When it comes to domestic violence in the LGBT community in NC, these are the headlines you see ....

Getting help is hard for gay domestic violence victims, Winston-Salem Journal, September 17, 2008

Domestic protection lacking for same-sex couples, Durham Herald-Sun, March 20, 2007

Domestic Violence is when two people get into an intimate relationship and one person uses a pattern of coercion and control against the other person during the relationship and/or after the relationship has terminated. It often includes physical, sexual, emotional, or economic abuse.

Any violence taking place within a family or intimate relationship is domestic violence. It includes abuse of spouses, girlfriends and boyfriends, children, and elderly people. Domestic violence cuts across all socioeconomic, ethnic, racial, religious, and age groups.

While members of both the gay and straight communities can obtain domestic violence protective orders against partners if the pair shares a residence, gay couples who do not live together are not entitled to the same protections (according to Chapter 50 of the N.C. General Statutes).

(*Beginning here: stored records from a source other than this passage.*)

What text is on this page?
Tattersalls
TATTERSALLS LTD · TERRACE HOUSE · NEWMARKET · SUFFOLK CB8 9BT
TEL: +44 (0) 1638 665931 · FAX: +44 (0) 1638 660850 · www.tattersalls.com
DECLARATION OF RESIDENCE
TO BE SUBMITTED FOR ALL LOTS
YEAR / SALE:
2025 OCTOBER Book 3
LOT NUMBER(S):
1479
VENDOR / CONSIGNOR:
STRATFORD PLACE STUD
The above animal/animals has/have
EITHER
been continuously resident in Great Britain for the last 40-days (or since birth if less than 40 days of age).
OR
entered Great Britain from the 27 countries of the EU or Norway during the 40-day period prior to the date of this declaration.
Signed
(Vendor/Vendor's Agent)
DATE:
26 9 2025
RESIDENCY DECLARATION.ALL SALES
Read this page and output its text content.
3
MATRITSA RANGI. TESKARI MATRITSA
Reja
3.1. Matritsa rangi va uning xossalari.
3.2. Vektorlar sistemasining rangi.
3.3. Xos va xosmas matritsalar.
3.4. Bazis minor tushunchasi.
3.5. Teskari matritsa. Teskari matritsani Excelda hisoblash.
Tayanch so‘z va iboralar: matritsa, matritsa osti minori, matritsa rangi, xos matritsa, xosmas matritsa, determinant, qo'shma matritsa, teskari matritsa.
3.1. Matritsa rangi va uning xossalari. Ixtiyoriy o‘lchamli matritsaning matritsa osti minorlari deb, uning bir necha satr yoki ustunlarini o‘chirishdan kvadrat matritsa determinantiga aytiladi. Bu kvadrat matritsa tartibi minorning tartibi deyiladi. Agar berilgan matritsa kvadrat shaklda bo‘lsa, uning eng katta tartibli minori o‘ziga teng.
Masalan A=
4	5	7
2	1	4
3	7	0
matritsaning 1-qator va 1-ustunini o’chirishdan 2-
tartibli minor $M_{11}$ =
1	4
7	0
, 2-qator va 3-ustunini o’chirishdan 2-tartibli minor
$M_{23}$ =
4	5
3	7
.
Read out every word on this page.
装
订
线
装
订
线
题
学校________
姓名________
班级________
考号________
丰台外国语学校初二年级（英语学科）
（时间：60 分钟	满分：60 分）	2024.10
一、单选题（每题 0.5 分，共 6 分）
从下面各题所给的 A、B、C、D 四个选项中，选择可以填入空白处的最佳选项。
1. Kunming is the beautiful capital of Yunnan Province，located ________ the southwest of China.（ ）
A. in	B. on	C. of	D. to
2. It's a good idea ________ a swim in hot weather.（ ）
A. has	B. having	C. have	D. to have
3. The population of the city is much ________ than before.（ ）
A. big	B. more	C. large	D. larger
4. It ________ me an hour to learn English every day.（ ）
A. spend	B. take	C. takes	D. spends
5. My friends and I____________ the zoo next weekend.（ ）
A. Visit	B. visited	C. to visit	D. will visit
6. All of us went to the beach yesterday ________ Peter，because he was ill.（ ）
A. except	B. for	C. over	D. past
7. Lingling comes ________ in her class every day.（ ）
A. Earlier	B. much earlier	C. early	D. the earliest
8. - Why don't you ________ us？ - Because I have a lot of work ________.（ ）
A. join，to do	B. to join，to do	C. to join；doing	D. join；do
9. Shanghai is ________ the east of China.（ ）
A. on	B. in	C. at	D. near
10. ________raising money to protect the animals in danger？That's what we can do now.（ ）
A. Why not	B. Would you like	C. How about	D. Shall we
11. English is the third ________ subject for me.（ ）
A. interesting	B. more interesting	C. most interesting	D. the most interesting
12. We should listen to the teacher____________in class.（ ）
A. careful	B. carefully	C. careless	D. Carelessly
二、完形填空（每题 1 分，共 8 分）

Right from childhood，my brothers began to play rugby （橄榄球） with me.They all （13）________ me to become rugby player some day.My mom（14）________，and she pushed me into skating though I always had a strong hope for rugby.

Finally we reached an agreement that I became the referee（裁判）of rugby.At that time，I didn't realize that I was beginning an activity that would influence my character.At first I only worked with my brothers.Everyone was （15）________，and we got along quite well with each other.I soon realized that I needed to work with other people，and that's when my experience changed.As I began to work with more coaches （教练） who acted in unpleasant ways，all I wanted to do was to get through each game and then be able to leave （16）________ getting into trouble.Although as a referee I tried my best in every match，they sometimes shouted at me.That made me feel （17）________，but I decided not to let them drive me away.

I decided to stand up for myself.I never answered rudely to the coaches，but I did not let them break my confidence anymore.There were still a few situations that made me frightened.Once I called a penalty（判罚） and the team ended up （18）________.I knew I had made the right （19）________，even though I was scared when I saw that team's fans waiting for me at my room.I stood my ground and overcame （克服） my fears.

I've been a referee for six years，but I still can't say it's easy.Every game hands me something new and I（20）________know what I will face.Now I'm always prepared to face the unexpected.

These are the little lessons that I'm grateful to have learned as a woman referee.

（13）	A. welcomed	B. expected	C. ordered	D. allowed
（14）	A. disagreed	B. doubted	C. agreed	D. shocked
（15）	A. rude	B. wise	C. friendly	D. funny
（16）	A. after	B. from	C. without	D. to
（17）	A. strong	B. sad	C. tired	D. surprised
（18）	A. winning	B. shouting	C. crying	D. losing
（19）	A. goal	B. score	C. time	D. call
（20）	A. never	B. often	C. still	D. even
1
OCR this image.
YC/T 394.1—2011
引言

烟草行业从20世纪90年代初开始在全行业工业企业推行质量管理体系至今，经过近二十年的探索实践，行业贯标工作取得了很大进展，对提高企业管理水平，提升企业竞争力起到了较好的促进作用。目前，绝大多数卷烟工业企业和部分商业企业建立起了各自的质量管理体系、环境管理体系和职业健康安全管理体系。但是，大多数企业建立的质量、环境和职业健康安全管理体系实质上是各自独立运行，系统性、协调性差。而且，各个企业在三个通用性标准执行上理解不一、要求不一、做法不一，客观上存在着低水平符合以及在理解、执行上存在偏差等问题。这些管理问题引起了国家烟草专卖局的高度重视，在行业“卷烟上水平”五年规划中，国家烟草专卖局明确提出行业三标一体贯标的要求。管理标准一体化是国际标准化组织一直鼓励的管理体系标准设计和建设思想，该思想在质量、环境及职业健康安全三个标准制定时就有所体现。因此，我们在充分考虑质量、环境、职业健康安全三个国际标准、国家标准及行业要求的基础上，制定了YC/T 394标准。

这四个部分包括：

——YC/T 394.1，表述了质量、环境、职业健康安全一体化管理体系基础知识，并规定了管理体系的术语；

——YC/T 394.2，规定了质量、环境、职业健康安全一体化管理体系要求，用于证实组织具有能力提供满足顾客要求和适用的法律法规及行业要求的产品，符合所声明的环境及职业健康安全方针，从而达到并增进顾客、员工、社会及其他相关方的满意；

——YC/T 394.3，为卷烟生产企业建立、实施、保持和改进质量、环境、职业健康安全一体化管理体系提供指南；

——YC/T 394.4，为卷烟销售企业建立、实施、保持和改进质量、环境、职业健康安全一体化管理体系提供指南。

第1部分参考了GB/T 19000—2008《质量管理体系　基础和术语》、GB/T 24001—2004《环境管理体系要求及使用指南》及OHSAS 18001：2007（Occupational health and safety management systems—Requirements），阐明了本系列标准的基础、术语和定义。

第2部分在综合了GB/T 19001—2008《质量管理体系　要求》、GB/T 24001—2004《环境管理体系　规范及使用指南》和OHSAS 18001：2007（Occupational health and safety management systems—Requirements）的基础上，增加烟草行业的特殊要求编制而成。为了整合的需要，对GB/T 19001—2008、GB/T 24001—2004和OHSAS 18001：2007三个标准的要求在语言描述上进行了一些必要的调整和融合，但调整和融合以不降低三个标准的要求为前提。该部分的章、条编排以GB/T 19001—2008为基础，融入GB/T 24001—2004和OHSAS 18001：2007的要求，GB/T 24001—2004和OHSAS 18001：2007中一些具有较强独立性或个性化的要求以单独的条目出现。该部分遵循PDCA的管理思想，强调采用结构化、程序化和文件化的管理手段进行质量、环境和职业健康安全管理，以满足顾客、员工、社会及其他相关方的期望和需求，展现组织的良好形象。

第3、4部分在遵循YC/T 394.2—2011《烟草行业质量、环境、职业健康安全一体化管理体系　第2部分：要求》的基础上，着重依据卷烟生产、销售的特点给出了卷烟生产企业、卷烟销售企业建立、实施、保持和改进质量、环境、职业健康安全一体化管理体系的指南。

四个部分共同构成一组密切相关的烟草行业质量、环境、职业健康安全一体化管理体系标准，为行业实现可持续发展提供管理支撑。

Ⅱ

(Inequity for gay folks - what else is new? Equality NC is working with the NC Coalition Against Domestic Violence to change this law.)

In addition to legal barriers, if a gay person isn't out to their family, they won't turn to them for assistance. And LGBT people have the added stigma resulting from societal gender stereotypes. Plus many domestic-violence programs may not be suited for victims in same-sex relationships (e.g., a man in a same-sex relationship might not be able to stay at a shelter, which in many cases is for women and children).

However, there are still some good domestic violence resources out there for LGBT folks. In the summer of 2003, the North Carolina Coalition Against Domestic Violence (NCCADV) began a new initiative aimed at addressing domestic violence in lesbian, gay, bisexual and transgender relationships. The initiative, Project Rainbow Net (RPN), is a grassroots effort based on the insight of an advisory council made up of lesbian, gay, bisexual and transgender people who have an understanding of domestic violence in LGBT relationships and a desire to end it.

Here are some great information links from them:

October is National Domestic Violence Awareness Month. Federal, state, and community organizations for violence prevention and victim services, businesses, health care providers, and others do educational programs, have recognition and memorial ceremonies, and perform community outreach.

According to the NCCADV, the rate of domestic violence within LGBT relationships is the same as in straight relationships. There are always options and choices when it comes to domestic violence, whether it's for yourself or a friend or family member.

Education and communication are always the first steps in making things better.